BEIJING — Chinese astronauts plan to execute their country’s first manual space docking maneuver on June 24, six days after the automatic docking of their Shenzhou 9 spacecraft allowed them to move into the Tiangong orbital laboratory.

The June 18 transfer was the first time that astronauts had floated from one Chinese spacecraft to another.

While state media are trumpeting the success of the automatic docking maneuver, which was not China’s first, the chief engineer of the manned spaceflight program stresses that the planned manual docking, not previously attempted by Chinese astronauts, is the key challenge.

“The real test will be the manual docking attempt six days later,” chief engineer Zhou Jianping tells Xinhua news agency. “A manual docking, if successful, will demonstrate the country’s grasp of essential space rendezvous and docking know-how. It will mean China is fully capable of transferring humans and cargo to an orbiter in space.”

A Long March 2F rocket launched Shenzhou 9 on June 16. The Beijing Aerospace Control Center says it needed only four orbital corrections, instead of the planned five, to align the capsule with the 8.5-metric-ton Tiangong 1, which was launched last year.

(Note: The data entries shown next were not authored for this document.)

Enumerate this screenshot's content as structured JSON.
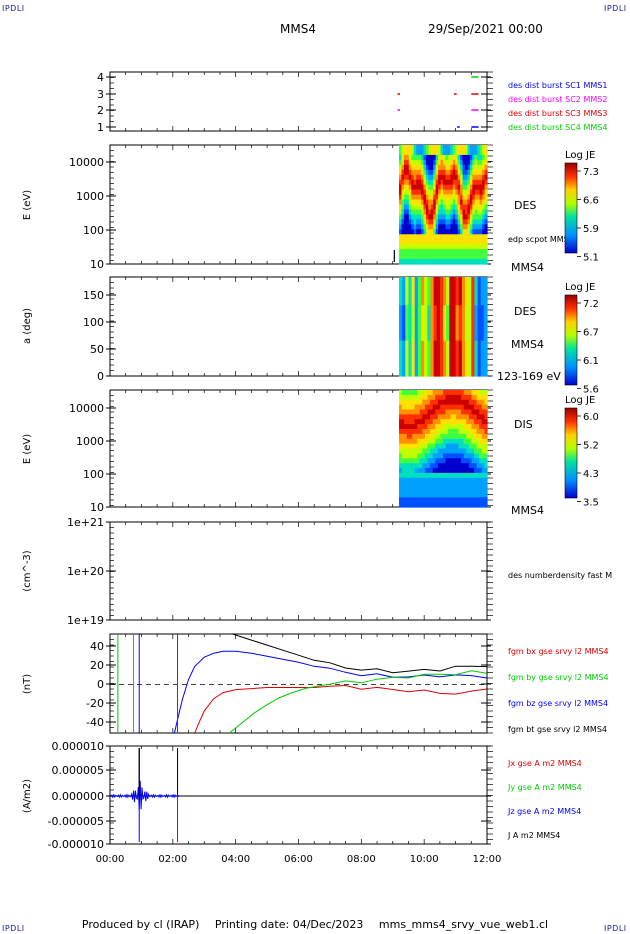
{
  "corner_labels": {
    "top_left": "IPDLI",
    "top_right": "IPDLI",
    "bottom_left": "IPDLI",
    "bottom_right": "IPDLI"
  },
  "header": {
    "spacecraft": "MMS4",
    "date_time": "29/Sep/2021 00:00"
  },
  "footer": {
    "produced_by": "Produced by cl (IRAP)",
    "printing_date": "Printing date: 04/Dec/2023",
    "file": "mms_mms4_srvy_vue_web1.cl"
  },
  "colors": {
    "mms1": "#0000ff",
    "mms2": "#ff00ff",
    "mms3": "#dd0000",
    "mms4": "#00cc00",
    "bx": "#dd0000",
    "by": "#00cc00",
    "bz": "#0000ff",
    "bt": "#000000"
  },
  "chart_data": [
    {
      "id": "burst",
      "type": "scatter",
      "yticks": [
        "1",
        "2",
        "3",
        "4"
      ],
      "ylim": [
        0.5,
        4.5
      ],
      "legend": [
        "des dist burst SC1 MMS1",
        "des dist burst SC2 MMS2",
        "des dist burst SC3 MMS3",
        "des dist burst SC4 MMS4"
      ],
      "segments": [
        {
          "sc": 4,
          "x": [
            11.5,
            11.7
          ]
        },
        {
          "sc": 3,
          "x": [
            9.15,
            9.2
          ]
        },
        {
          "sc": 3,
          "x": [
            10.95,
            11.0
          ]
        },
        {
          "sc": 3,
          "x": [
            11.5,
            11.7
          ]
        },
        {
          "sc": 2,
          "x": [
            9.15,
            9.2
          ]
        },
        {
          "sc": 2,
          "x": [
            11.5,
            11.7
          ]
        },
        {
          "sc": 1,
          "x": [
            11.05,
            11.1
          ]
        },
        {
          "sc": 1,
          "x": [
            11.5,
            11.7
          ]
        }
      ]
    },
    {
      "id": "des_energy",
      "type": "heatmap",
      "ylabel": "E (eV)",
      "yticks": [
        "10000",
        "1000",
        "100",
        "10"
      ],
      "yscale": "log",
      "ylim": [
        10,
        30000
      ],
      "label": "DES",
      "extra_label": "edp scpot MMS4",
      "below_label": "MMS4",
      "colorbar": {
        "title": "Log JE",
        "ticks": [
          "7.3",
          "6.6",
          "5.9",
          "5.1"
        ]
      },
      "data_start": 9.2
    },
    {
      "id": "des_pitch",
      "type": "heatmap",
      "ylabel": "a (deg)",
      "yticks": [
        "150",
        "100",
        "50",
        "0"
      ],
      "ylim": [
        0,
        180
      ],
      "label": "DES",
      "extra_label": "MMS4",
      "below_label": "123-169 eV",
      "colorbar": {
        "title": "Log JE",
        "ticks": [
          "7.2",
          "6.7",
          "6.1",
          "5.6"
        ]
      },
      "data_start": 9.2
    },
    {
      "id": "dis_energy",
      "type": "heatmap",
      "ylabel": "E (eV)",
      "yticks": [
        "10000",
        "1000",
        "100",
        "10"
      ],
      "yscale": "log",
      "ylim": [
        10,
        30000
      ],
      "label": "DIS",
      "below_label": "MMS4",
      "colorbar": {
        "title": "Log JE",
        "ticks": [
          "6.0",
          "5.2",
          "4.3",
          "3.5"
        ]
      },
      "data_start": 9.2
    },
    {
      "id": "density",
      "type": "line",
      "ylabel": "(cm^-3)",
      "yticks": [
        "1e+21",
        "1e+20",
        "1e+19"
      ],
      "yscale": "log",
      "legend": [
        "des numberdensity fast M"
      ]
    },
    {
      "id": "fgm",
      "type": "line",
      "ylabel": "(nT)",
      "yticks": [
        "40",
        "20",
        "0",
        "-20",
        "-40"
      ],
      "ylim": [
        -48,
        50
      ],
      "legend": [
        "fgm bx gse srvy l2 MMS4",
        "fgm by gse srvy l2 MMS4",
        "fgm bz gse srvy l2 MMS4",
        "fgm bt gse srvy l2 MMS4"
      ],
      "series": [
        {
          "name": "fgm bt gse srvy l2 MMS4",
          "x": [
            3.9,
            4.5,
            5.0,
            5.5,
            6.0,
            6.5,
            7.0,
            7.5,
            8.0,
            8.5,
            9.0,
            9.5,
            10.0,
            10.5,
            11.0,
            11.5,
            12.0
          ],
          "y": [
            50,
            44,
            39,
            34,
            29,
            24,
            20,
            17,
            15,
            14,
            13,
            13,
            14,
            15,
            17,
            18,
            19
          ]
        },
        {
          "name": "fgm bz gse srvy l2 MMS4",
          "x": [
            2.05,
            2.15,
            2.3,
            2.5,
            2.7,
            3.0,
            3.3,
            3.6,
            4.0,
            4.5,
            5.0,
            5.5,
            6.0,
            6.5,
            7.0,
            7.5,
            8.0,
            8.5,
            9.0,
            9.5,
            10.0,
            10.5,
            11.0,
            11.5,
            12.0
          ],
          "y": [
            -48,
            -35,
            -15,
            5,
            18,
            27,
            31,
            33,
            33,
            31,
            28,
            25,
            22,
            18,
            15,
            12,
            10,
            9,
            8,
            8,
            8,
            9,
            9,
            8,
            8
          ]
        },
        {
          "name": "fgm bx gse srvy l2 MMS4",
          "x": [
            2.7,
            2.8,
            3.0,
            3.3,
            3.6,
            4.0,
            4.5,
            5.0,
            5.5,
            6.0,
            6.5,
            7.0,
            7.5,
            8.0,
            8.5,
            9.0,
            9.5,
            10.0,
            10.5,
            11.0,
            11.5,
            12.0
          ],
          "y": [
            -48,
            -40,
            -26,
            -14,
            -8,
            -5,
            -4,
            -3,
            -3,
            -3,
            -3,
            -2,
            -2,
            -3,
            -4,
            -5,
            -6,
            -7,
            -8,
            -9,
            -8,
            -3
          ]
        },
        {
          "name": "fgm by gse srvy l2 MMS4",
          "x": [
            3.8,
            4.2,
            4.6,
            5.0,
            5.4,
            5.8,
            6.2,
            6.6,
            7.0,
            7.5,
            8.0,
            8.5,
            9.0,
            9.5,
            10.0,
            10.5,
            11.0,
            11.5,
            12.0
          ],
          "y": [
            -48,
            -38,
            -28,
            -20,
            -13,
            -8,
            -4,
            -1,
            1,
            2,
            3,
            5,
            6,
            8,
            9,
            10,
            11,
            12,
            12
          ]
        }
      ]
    },
    {
      "id": "current",
      "type": "line",
      "ylabel": "(A/m2)",
      "yticks": [
        "0.000010",
        "0.000005",
        "0.000000",
        "-0.000005",
        "-0.000010"
      ],
      "ylim": [
        -1e-05,
        1e-05
      ],
      "legend": [
        "Jx gse A m2 MMS4",
        "Jy gse A m2 MMS4",
        "Jz gse A m2 MMS4",
        "J A m2 MMS4"
      ]
    }
  ],
  "x_axis": {
    "ticks": [
      "00:00",
      "02:00",
      "04:00",
      "06:00",
      "08:00",
      "10:00",
      "12:00"
    ],
    "range": [
      0,
      12
    ]
  }
}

Shenzhou 8 executed China’s first space docking maneuver without astronauts aboard last year.

With the two spacecraft flying at 7.8 km per second relative to the Earth, ground controllers maneuvered Shenzhou 9 into four positions, each successively closer to Tiangong 1, after which automatic systems took over and brought them together. Microwave and laser radars supplied positioning data for the maneuver, but the astronauts, including China’s first female spacefarer, were ready to take manual control.